Study Finds New Tool That Is Effective In Reducing Selection Bias In Comparative Effectiveness Research
Main Category: Public HealthArticle Date: 22 Nov 2009 - 0:00 PST
The study shows that stabilized weights can be used in observational studies to make valid comparisons between non-randomized treatment groups.
The new study, "Use of Stabilized Inverse Propensity Scores as Weights to Directly Estimate Relative Risk and Its Confidence Intervals", published in the journal, Value in Health, proposes the use of stabilized weights to obtain the treatment effect while reducing bias caused by patient selection.
The study demonstrated that the use of the stabilized weights produces appropriate estimation of the treatment effect and its precision (or variance) while keeping the false positive rate low (i.e. type I error rate =0.05).
Health care costs in the United States have been rising for several decades. To bend the curve, comparative effectiveness studies are essential to identify which health treatments work best for particular diseases or circumstances in the real world.
Now, a new study from Kaiser Permanente Colorado's Institute for Health Research has the potential to enhance the way comparative effectiveness research is performed. The findings come at a critical time: $1.1 billion from the federal government has been earmarked for this type of research and the first grants are now being awarded to investigators across the US.

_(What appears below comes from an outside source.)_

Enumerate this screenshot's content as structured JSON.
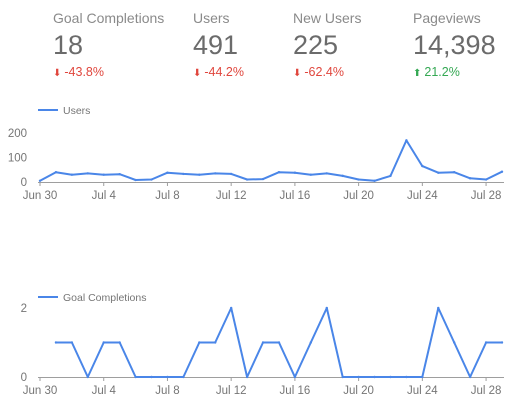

Comparing different treatments in nonrandomized studies is complicated. Patients who receive particular treatments may be sicker or differ in other ways from patients not on those treatments. To draw valid conclusions, statistical and research tools must be used to improve the likelihood that similar patient populations are being compared.

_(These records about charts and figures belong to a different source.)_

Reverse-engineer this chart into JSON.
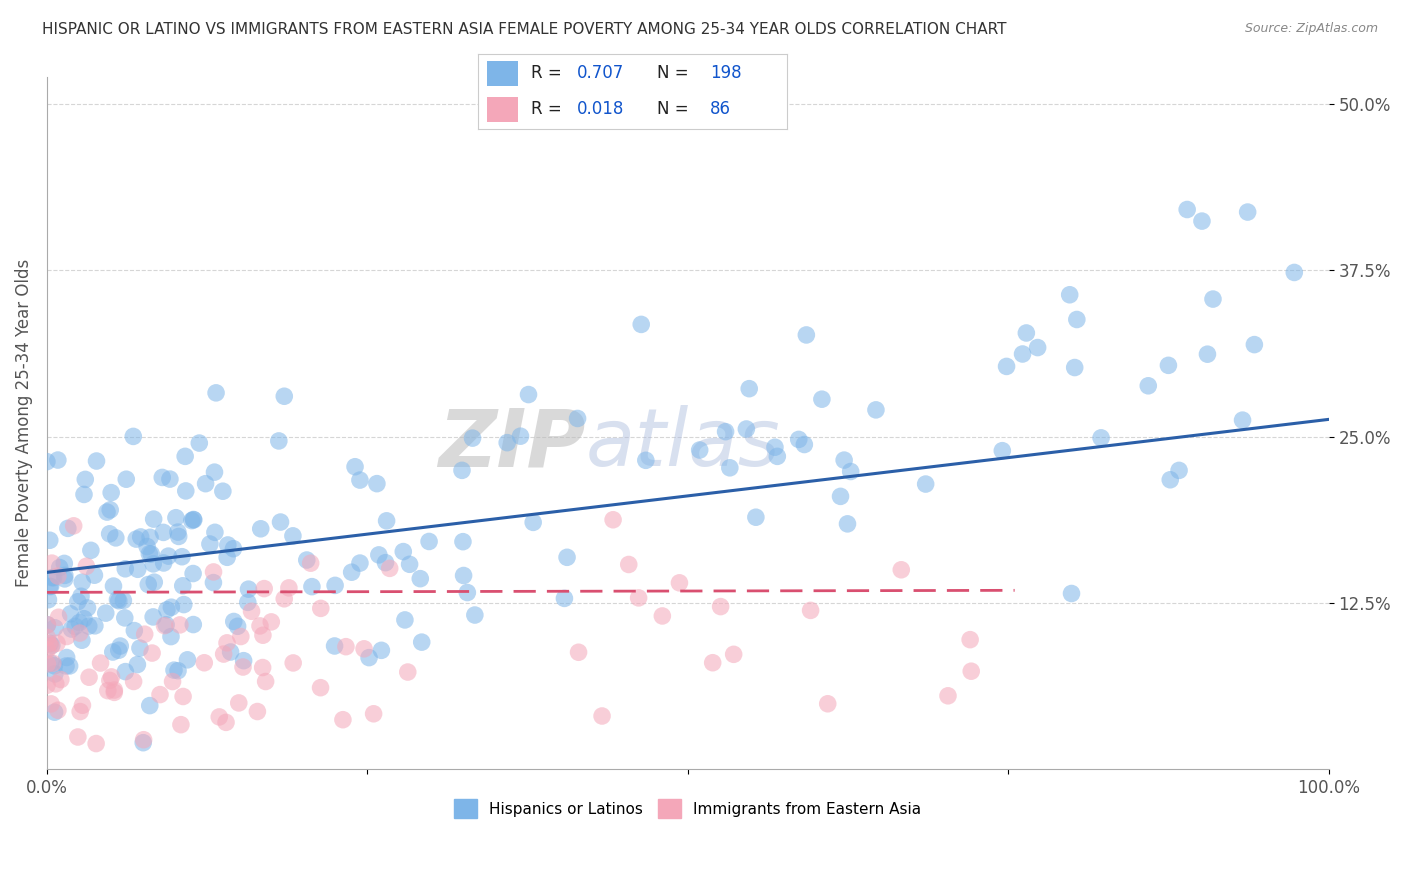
{
  "title": "HISPANIC OR LATINO VS IMMIGRANTS FROM EASTERN ASIA FEMALE POVERTY AMONG 25-34 YEAR OLDS CORRELATION CHART",
  "source": "Source: ZipAtlas.com",
  "ylabel": "Female Poverty Among 25-34 Year Olds",
  "xlim": [
    0,
    1.0
  ],
  "ylim": [
    0.0,
    0.52
  ],
  "yticks": [
    0.125,
    0.25,
    0.375,
    0.5
  ],
  "ytick_labels": [
    "12.5%",
    "25.0%",
    "37.5%",
    "50.0%"
  ],
  "xticks": [
    0.0,
    0.25,
    0.5,
    0.75,
    1.0
  ],
  "xtick_labels": [
    "0.0%",
    "",
    "",
    "",
    "100.0%"
  ],
  "blue_R": 0.707,
  "blue_N": 198,
  "pink_R": 0.018,
  "pink_N": 86,
  "blue_color": "#7EB5E8",
  "pink_color": "#F4A7B9",
  "blue_line_color": "#2B5FA8",
  "pink_line_color": "#D94F70",
  "background_color": "#FFFFFF",
  "grid_color": "#CCCCCC",
  "watermark_ZIP": "ZIP",
  "watermark_atlas": "atlas",
  "legend_label_blue": "Hispanics or Latinos",
  "legend_label_pink": "Immigrants from Eastern Asia",
  "title_color": "#333333",
  "title_fontsize": 11,
  "axis_label_color": "#555555",
  "tick_color": "#555555",
  "source_color": "#888888",
  "legend_R_color": "#1155CC",
  "legend_N_color": "#1155CC"
}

"This approach is relatively easy to implement and can be used for different types of outcomes," said lead investigator Stanley Xu, PhD, a chief Biostatistician and investigator with Kaiser Permanente Colorado's Institute for Health Research.
Value in Health (ISSN 1098-3015) publishes papers, concepts, and ideas that advance the field of pharmacoeconomics and outcomes research and help health care leaders to make decisions that are solidly evidence-based. The journal is published bi-monthly and has a regular readership of over 4,000 clinicians, decision-makers, and researchers worldwide.
ISPOR is a nonprofit, international organization that strives to translate pharmacoeconomics and outcomes research into practice to ensure that society allocates scarce health care resources wisely, fairly, and efficiently.